What are the signs and symptoms?

General symptoms of chronic inflammatory myopathy include slow but progressive muscle weakness that starts in the proximal muscles—those muscles closest to the trunk of the body.  Inflammation damages the muscle fibers, causing weakness, and may affect the arteries and blood vessels that run through the muscle.  Other symptoms include fatigue after walking or standing, tripping or falling, and difficulty swallowing or breathing.  Some patients may have slight muscle pain or muscles that are tender to touch.

Polymyositis affects skeletal muscles (involved with making movement) on both sides of the body.  It is rarely seen in persons under age 18; most cases are in patients between the ages of 31 and 60.  In addition to symptoms listed above, progressive muscle weakness leads to difficulty swallowing, speaking, rising from a sitting position, climbing stairs, lifting objects, or reaching overhead.  Patients with polymyositis may also experience arthritis, shortness of breath, and heart arrhythmias.

Dermatomyositis is characterized by a skin rash that precedes or accompanies progressive muscle weakness.  The rash looks patchy, with bluish-purple or red discolorations, and characteristically develops on the eyelids and on muscles used to extend or straighten joints, including knuckles, elbows, heels, and toes.  Red rashes may also occur on the face, neck, shoulders, upper chest, back, and other locations, and there may be swelling in the affected areas.  The rash sometimes occurs without obvious muscle involvement.   Adults with dermatomyositis may experience weight loss or a low-grade fever, have inflamed lungs, and be sensitive to light.   Adult dermatomyositis, unlike polymyositis, may accompany tumors of the breast, lung, female genitalia, or bowel.  Children and adults with dermatomyositis may develop calcium deposits, which appear as hard bumps under the skin or in the muscle (called calcinosis).   Calcinosis most often occurs 1-3 years after disease onset but may occur many years later.  These deposits are seen more often in childhood dermatomyositis than in dermatomyositis that begins in adults.  Dermatomyositis may be associated with collagen-vascular or autoimmune diseases.

In some cases of polymyositis and dermatomyositis, distal muscles (away from the trunk of the body, such as those in the forearms and around the ankles and wrists) may be affected as the disease progresses.  Polymyositis and dermatomyositis may be associated with collagen-vascular or autoimmune diseases.  Polymyositis may also be associated with infectious disorders.

Inclusion body myositis (IBM) is characterized by progressive muscle weakness and wasting.   IBM is similar to polymyositis but has its own distinctive features.  The onset of muscle weakness is generally gradual (over months or years) and affects both proximal and distal muscles.  Muscle weakness may affect only one side of the body.  Small holes called vacuoles are seen in the cells of affected muscle fibers.  Falling and tripping are usually the first noticeable symptoms of IBM.  For some patients the disorder begins with weakness in the wrists and fingers that causes difficulty with pinching, buttoning, and gripping objects.  There may be weakness of the wrist and finger muscles and atrophy (thinning or loss of muscle bulk) of the forearm muscles and quadricep muscles in the legs.  Difficulty swallowing occurs in approximately half of IBM cases.  Symptoms of the disease usually begin after the age of 50, although the disease can occur earlier.  Unlike polymyositis and dermatomyositis, IBM occurs more frequently in men than in women.

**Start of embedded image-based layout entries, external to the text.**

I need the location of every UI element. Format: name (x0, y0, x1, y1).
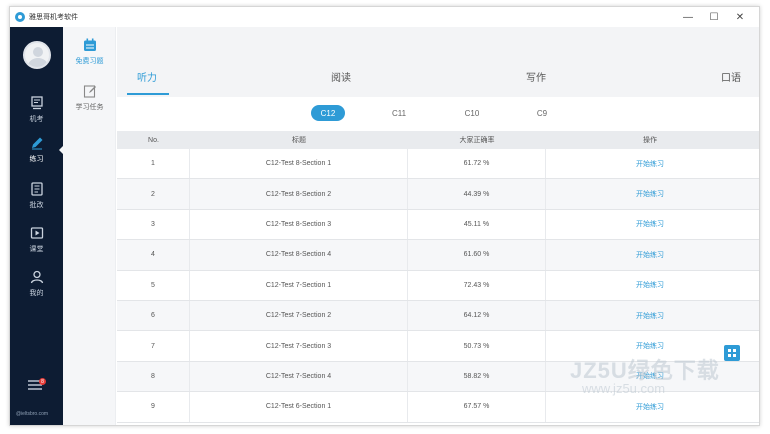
row-rate: 64.12 % (408, 300, 546, 331)
table-row: 2 C12-Test 8-Section 2 44.39 % 开始练习 (117, 179, 759, 210)
row-no: 6 (117, 300, 190, 331)
computer-icon (29, 95, 45, 111)
row-title: C12-Test 8-Section 4 (190, 240, 408, 270)
skill-tabs: 听力 阅读 写作 口语 (117, 27, 759, 97)
app-logo-icon (15, 12, 25, 22)
maximize-button[interactable]: ☐ (701, 7, 727, 27)
title-bar: 雅思哥机考软件 — ☐ ✕ (10, 7, 759, 27)
book-selector: C12 C11 C10 C9 (117, 97, 759, 131)
row-rate: 67.57 % (408, 392, 546, 422)
row-title: C12-Test 6-Section 1 (190, 392, 408, 422)
notification-badge: 8 (39, 378, 46, 385)
table-row: 9 C12-Test 6-Section 1 67.57 % 开始练习 (117, 392, 759, 423)
row-rate: 72.43 % (408, 270, 546, 300)
row-title: C12-Test 7-Section 3 (190, 331, 408, 361)
row-title: C12-Test 7-Section 1 (190, 270, 408, 300)
sidebar-item-exam[interactable]: 机考 (10, 91, 63, 131)
row-title: C12-Test 8-Section 2 (190, 179, 408, 209)
row-rate: 44.39 % (408, 179, 546, 209)
tab-reading[interactable]: 阅读 (331, 69, 351, 84)
row-no: 3 (117, 209, 190, 240)
start-practice-link[interactable]: 开始练习 (546, 392, 754, 421)
row-rate: 61.60 % (408, 240, 546, 270)
start-practice-link[interactable]: 开始练习 (546, 301, 754, 330)
header-title: 标题 (292, 137, 306, 144)
book-pill-c11[interactable]: C11 (382, 105, 416, 121)
table-row: 4 C12-Test 8-Section 4 61.60 % 开始练习 (117, 240, 759, 271)
play-icon (29, 225, 45, 241)
start-practice-link[interactable]: 开始练习 (546, 240, 754, 269)
book-pill-c9[interactable]: C9 (525, 105, 559, 121)
row-no: 9 (117, 392, 190, 422)
start-practice-link[interactable]: 开始练习 (546, 149, 754, 178)
close-button[interactable]: ✕ (727, 7, 753, 27)
row-title: C12-Test 8-Section 3 (190, 209, 408, 240)
table-row: 5 C12-Test 7-Section 1 72.43 % 开始练习 (117, 270, 759, 301)
tab-speaking[interactable]: 口语 (721, 69, 741, 84)
app-window: 雅思哥机考软件 — ☐ ✕ 机考 练习 批改 课堂 我的 8 @ieltsbro… (9, 6, 760, 426)
start-practice-link[interactable]: 开始练习 (546, 179, 754, 208)
sidebar-item-mine[interactable]: 我的 (10, 265, 63, 305)
user-icon (29, 269, 45, 285)
tab-listening[interactable]: 听力 (137, 69, 157, 84)
sidebar-item-label: 练习 (29, 156, 44, 163)
row-rate: 58.82 % (408, 361, 546, 392)
row-no: 4 (117, 240, 190, 270)
row-no: 8 (117, 361, 190, 392)
book-pill-c10[interactable]: C10 (455, 105, 489, 121)
tab-writing[interactable]: 写作 (526, 69, 546, 84)
sidebar-item-label: 机考 (29, 116, 44, 123)
row-rate: 50.73 % (408, 331, 546, 361)
active-tab-indicator (127, 93, 169, 95)
row-rate: 45.11 % (408, 209, 546, 240)
sidebar-item-review[interactable]: 批改 (10, 177, 63, 217)
subnav-item-free-exercises[interactable]: 免费习题 (63, 33, 116, 77)
window-title: 雅思哥机考软件 (29, 14, 78, 21)
pencil-icon (29, 135, 45, 151)
row-no: 5 (117, 270, 190, 300)
watermark-url: www.jz5u.com (582, 381, 666, 396)
calendar-icon (83, 38, 97, 52)
table-row: 6 C12-Test 7-Section 2 64.12 % 开始练习 (117, 300, 759, 332)
row-title: C12-Test 7-Section 4 (190, 361, 408, 392)
sidebar-item-practice[interactable]: 练习 (10, 131, 64, 171)
row-no: 2 (117, 179, 190, 209)
floating-tool-button[interactable] (724, 345, 740, 361)
row-title: C12-Test 7-Section 2 (190, 300, 408, 331)
start-practice-link[interactable]: 开始练习 (546, 271, 754, 300)
sidebar-item-label: 我的 (29, 290, 44, 297)
header-rate: 大家正确率 (459, 137, 495, 144)
avatar[interactable] (23, 41, 51, 69)
subnav-item-label: 免费习题 (75, 58, 104, 65)
footer-text: @ieltsbro.com (16, 411, 49, 417)
header-no: No. (148, 136, 159, 144)
grid-icon (728, 349, 736, 357)
table-row: 3 C12-Test 8-Section 3 45.11 % 开始练习 (117, 209, 759, 241)
row-no: 7 (117, 331, 190, 361)
sidebar: 机考 练习 批改 课堂 我的 8 @ieltsbro.com (10, 27, 64, 425)
subnav-item-label: 学习任务 (75, 104, 104, 111)
start-practice-link[interactable]: 开始练习 (546, 210, 754, 239)
subnav: 免费习题 学习任务 (63, 27, 116, 425)
sidebar-item-label: 批改 (29, 202, 44, 209)
edit-note-icon (83, 84, 97, 98)
header-op: 操作 (643, 137, 657, 144)
document-icon (29, 181, 45, 197)
table-header: No. 标题 大家正确率 操作 (117, 131, 759, 149)
table-row: 1 C12-Test 8-Section 1 61.72 % 开始练习 (117, 149, 759, 180)
row-title: C12-Test 8-Section 1 (190, 149, 408, 179)
book-pill-c12[interactable]: C12 (311, 105, 345, 121)
subnav-item-study-tasks[interactable]: 学习任务 (63, 79, 116, 123)
row-no: 1 (117, 149, 190, 179)
sidebar-item-classroom[interactable]: 课堂 (10, 221, 63, 261)
row-rate: 61.72 % (408, 149, 546, 179)
minimize-button[interactable]: — (675, 7, 701, 27)
sidebar-item-label: 课堂 (29, 246, 44, 253)
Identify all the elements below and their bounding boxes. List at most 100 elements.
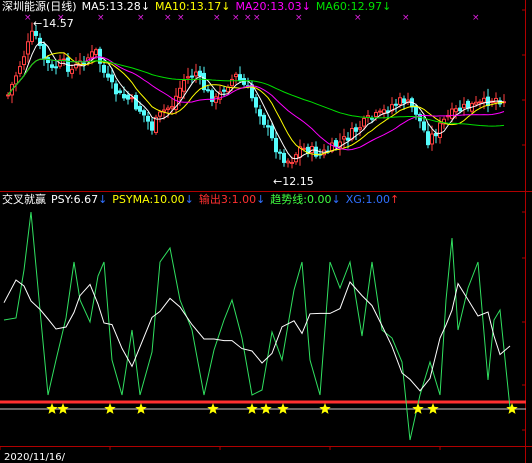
candle-body: [134, 94, 138, 110]
low-price-label: 12.15: [282, 175, 314, 188]
candle-body: [18, 66, 22, 74]
cross-marker-icon: ×: [295, 13, 303, 23]
candle-body: [14, 75, 18, 85]
high-price-annotation: ←14.57: [33, 18, 74, 30]
candle-body: [354, 127, 358, 132]
candle-body: [434, 132, 438, 137]
candle-body: [394, 103, 398, 106]
candle-body: [426, 131, 430, 146]
trend-arrow-icon: ↓: [331, 193, 341, 206]
candle-body: [462, 103, 466, 109]
candle-body: [286, 160, 290, 164]
ma10-arrow-icon: ↓: [221, 0, 231, 13]
cross-marker-icon: ×: [472, 13, 480, 23]
date-axis-label: 2020/11/16/: [4, 452, 66, 463]
candle-body: [234, 73, 238, 78]
candle-body: [122, 94, 126, 99]
output-label: 输出3:1.00↓: [198, 193, 266, 206]
psy-label: PSY:6.67↓: [51, 193, 108, 206]
candle-body: [398, 97, 402, 105]
ma5-arrow-icon: ↓: [140, 0, 151, 13]
high-arrow-icon: ←: [33, 17, 43, 30]
stock-title: 深圳能源(日线): [2, 0, 77, 13]
candle-body: [186, 76, 190, 79]
cross-marker-icon: ×: [137, 13, 145, 23]
candle-body: [334, 140, 338, 148]
candle-body: [22, 56, 26, 66]
candle-body: [194, 71, 198, 77]
candle-body: [290, 161, 294, 164]
candle-body: [34, 31, 38, 36]
candle-body: [178, 87, 182, 98]
candle-body: [158, 111, 162, 117]
high-price-label: 14.57: [42, 17, 74, 30]
candle-body: [162, 109, 166, 112]
price-panel-header: 深圳能源(日线) MA5:13.28↓ MA10:13.17↓ MA20:13.03↓…: [2, 0, 396, 13]
candle-body: [422, 121, 426, 131]
candle-body: [166, 107, 170, 111]
candle-body: [102, 64, 106, 73]
indicator-title: 交叉就赢: [2, 193, 46, 206]
psyma-arrow-icon: ↓: [184, 193, 194, 206]
candle-body: [146, 115, 150, 122]
output-arrow-icon: ↓: [256, 193, 266, 206]
candle-body: [142, 110, 146, 116]
candle-body: [262, 114, 266, 125]
candle-body: [274, 137, 278, 153]
cross-marker-icon: ×: [24, 13, 32, 23]
candle-body: [198, 70, 202, 77]
candle-body: [282, 152, 286, 163]
candle-body: [190, 75, 194, 78]
candle-body: [474, 101, 478, 105]
ma20-arrow-icon: ↓: [301, 0, 311, 13]
candle-body: [278, 151, 282, 154]
candle-body: [438, 122, 442, 138]
candle-body: [374, 111, 378, 117]
candle-body: [42, 43, 46, 59]
candle-body: [114, 83, 118, 95]
candle-body: [206, 89, 210, 92]
candle-body: [6, 94, 10, 97]
psy-arrow-icon: ↓: [98, 193, 108, 206]
candle-body: [214, 96, 218, 103]
candle-body: [130, 97, 134, 100]
candle-body: [150, 121, 154, 131]
candle-body: [482, 97, 486, 103]
ma60-arrow-icon: ↓: [382, 0, 392, 13]
candle-body: [430, 133, 434, 145]
cross-marker-icon: ×: [177, 13, 185, 23]
candle-body: [458, 107, 462, 112]
candle-body: [382, 109, 386, 114]
ma5-label: MA5:13.28↓: [81, 0, 151, 13]
candle-body: [254, 97, 258, 108]
low-price-annotation: ←12.15: [273, 176, 314, 188]
candle-body: [126, 94, 130, 100]
cross-marker-icon: ×: [253, 13, 261, 23]
candle-body: [26, 41, 30, 55]
cross-marker-icon: ×: [402, 13, 410, 23]
candle-body: [302, 147, 306, 150]
candle-body: [90, 51, 94, 58]
candle-body: [362, 117, 366, 127]
candle-body: [402, 98, 406, 104]
candle-body: [346, 137, 350, 141]
candle-body: [466, 100, 470, 109]
xg-arrow-icon: ↑: [389, 193, 400, 206]
candle-body: [30, 30, 34, 42]
candle-body: [70, 68, 74, 74]
candle-body: [222, 89, 226, 92]
candle-body: [366, 115, 370, 118]
candle-body: [486, 96, 490, 106]
cross-marker-icon: ×: [354, 13, 362, 23]
xg-label: XG:1.00↑: [345, 193, 400, 206]
candle-body: [450, 108, 454, 119]
stock-chart-canvas[interactable]: [0, 0, 532, 463]
ma20-label: MA20:13.03↓: [235, 0, 311, 13]
candle-body: [118, 90, 122, 94]
candle-body: [378, 110, 382, 113]
cross-marker-icon: ×: [164, 13, 172, 23]
candle-body: [478, 101, 482, 104]
candle-body: [110, 74, 114, 83]
cross-marker-icon: ×: [244, 13, 252, 23]
candle-body: [342, 136, 346, 140]
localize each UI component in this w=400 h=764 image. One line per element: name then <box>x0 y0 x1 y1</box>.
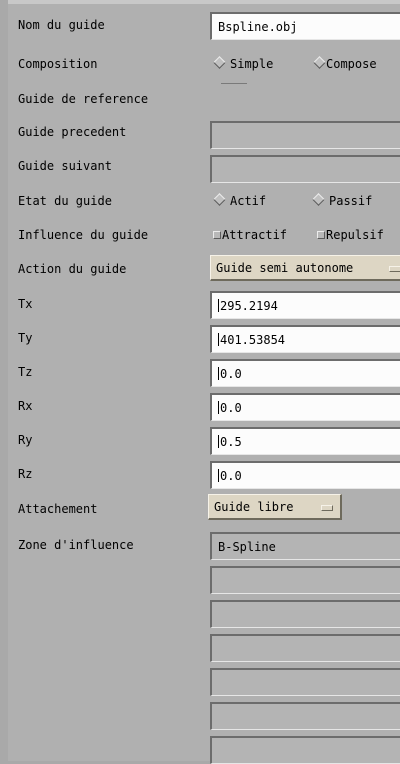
text-cursor <box>218 299 219 312</box>
label-action-du-guide: Action du guide <box>18 262 127 276</box>
option-menu-indicator-icon <box>321 505 333 511</box>
rx-field[interactable]: 0.0 <box>210 393 400 421</box>
label-rz: Rz <box>18 467 33 481</box>
composition-radio-simple[interactable]: Simple <box>213 56 274 71</box>
reference-separator <box>221 83 247 84</box>
nom-du-guide-value: Bspline.obj <box>218 20 298 34</box>
checkbox-icon <box>213 231 221 239</box>
etat-passif-label: Passif <box>329 194 373 208</box>
rz-value: 0.0 <box>220 469 242 483</box>
zone-list-item[interactable] <box>210 668 400 696</box>
attachement-menu[interactable]: Guide libre <box>208 494 342 520</box>
influence-check-attractif[interactable]: Attractif <box>213 228 287 242</box>
composition-compose-label: Compose <box>326 57 377 71</box>
tx-field[interactable]: 295.2194 <box>210 291 400 319</box>
ty-field[interactable]: 401.53854 <box>210 325 400 353</box>
tx-value: 295.2194 <box>220 299 278 313</box>
label-tx: Tx <box>18 297 33 311</box>
action-du-guide-menu[interactable]: Guide semi autonome <box>210 255 400 281</box>
zone-list-item[interactable]: B-Spline <box>210 532 400 560</box>
text-cursor <box>218 435 219 448</box>
text-cursor <box>218 469 219 482</box>
text-cursor <box>218 367 219 380</box>
guide-precedent-field[interactable] <box>210 121 400 149</box>
guide-properties-panel: Nom du guide Bspline.obj Composition Sim… <box>8 0 400 764</box>
radio-diamond-icon <box>213 56 226 69</box>
action-du-guide-value: Guide semi autonome <box>216 261 354 275</box>
label-guide-precedent: Guide precedent <box>18 125 127 139</box>
rx-value: 0.0 <box>220 401 242 415</box>
radio-diamond-icon <box>213 193 226 206</box>
label-guide-suivant: Guide suivant <box>18 159 112 173</box>
ry-value: 0.5 <box>220 435 242 449</box>
rz-field[interactable]: 0.0 <box>210 461 400 489</box>
influence-attractif-label: Attractif <box>222 228 288 242</box>
etat-radio-passif[interactable]: Passif <box>312 193 373 208</box>
composition-radio-compose[interactable]: Compose <box>313 56 377 71</box>
radio-diamond-icon <box>313 56 326 69</box>
radio-diamond-icon <box>312 193 325 206</box>
checkbox-icon <box>317 231 325 239</box>
attachement-value: Guide libre <box>214 500 294 514</box>
zone-item-text: B-Spline <box>218 540 276 554</box>
zone-list-item[interactable] <box>210 600 400 628</box>
zone-list-item[interactable] <box>210 566 400 594</box>
nom-du-guide-field[interactable]: Bspline.obj <box>210 12 400 40</box>
guide-suivant-field[interactable] <box>210 155 400 183</box>
text-cursor <box>218 333 219 346</box>
zone-list-item[interactable] <box>210 702 400 730</box>
label-guide-de-reference: Guide de reference <box>18 92 149 106</box>
ry-field[interactable]: 0.5 <box>210 427 400 455</box>
zone-list-item[interactable] <box>210 736 400 764</box>
label-rx: Rx <box>18 399 33 413</box>
tz-field[interactable]: 0.0 <box>210 359 400 387</box>
label-ty: Ty <box>18 331 33 345</box>
label-ry: Ry <box>18 433 33 447</box>
label-composition: Composition <box>18 57 98 71</box>
label-attachement: Attachement <box>18 502 98 516</box>
label-etat-du-guide: Etat du guide <box>18 194 112 208</box>
ty-value: 401.53854 <box>220 333 286 347</box>
option-menu-indicator-icon <box>389 266 400 272</box>
influence-repulsif-label: Repulsif <box>326 228 384 242</box>
influence-check-repulsif[interactable]: Repulsif <box>317 228 384 242</box>
text-cursor <box>218 401 219 414</box>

Juvenile myositis has some similarities to adult dermatomyositis and polymyositis.  It typically affects children ages 2 to 15 years, with symptoms that include proximal muscle weakness and inflammation, edema (an abnormal collection of fluids within body tissues that causes swelling), muscle pain, fatigue, skin rashes, abdominal pain, fever, and contractures (chronic shortening of muscles or tendons around joints, caused by inflammation in the muscle tendons, which prevents the joints from moving freely).  Children with juvenile myositis may also have difficulty swallowing and breathing, and the heart may be affected.  Approximately 20 to 30 percent of children with juvenile dermatomyositis develop calcinosis.  Juvenile patients may not show higher than normal levels of the muscle enzyme creatine kinase in their blood but have higher than normal levels of other muscle enzymes.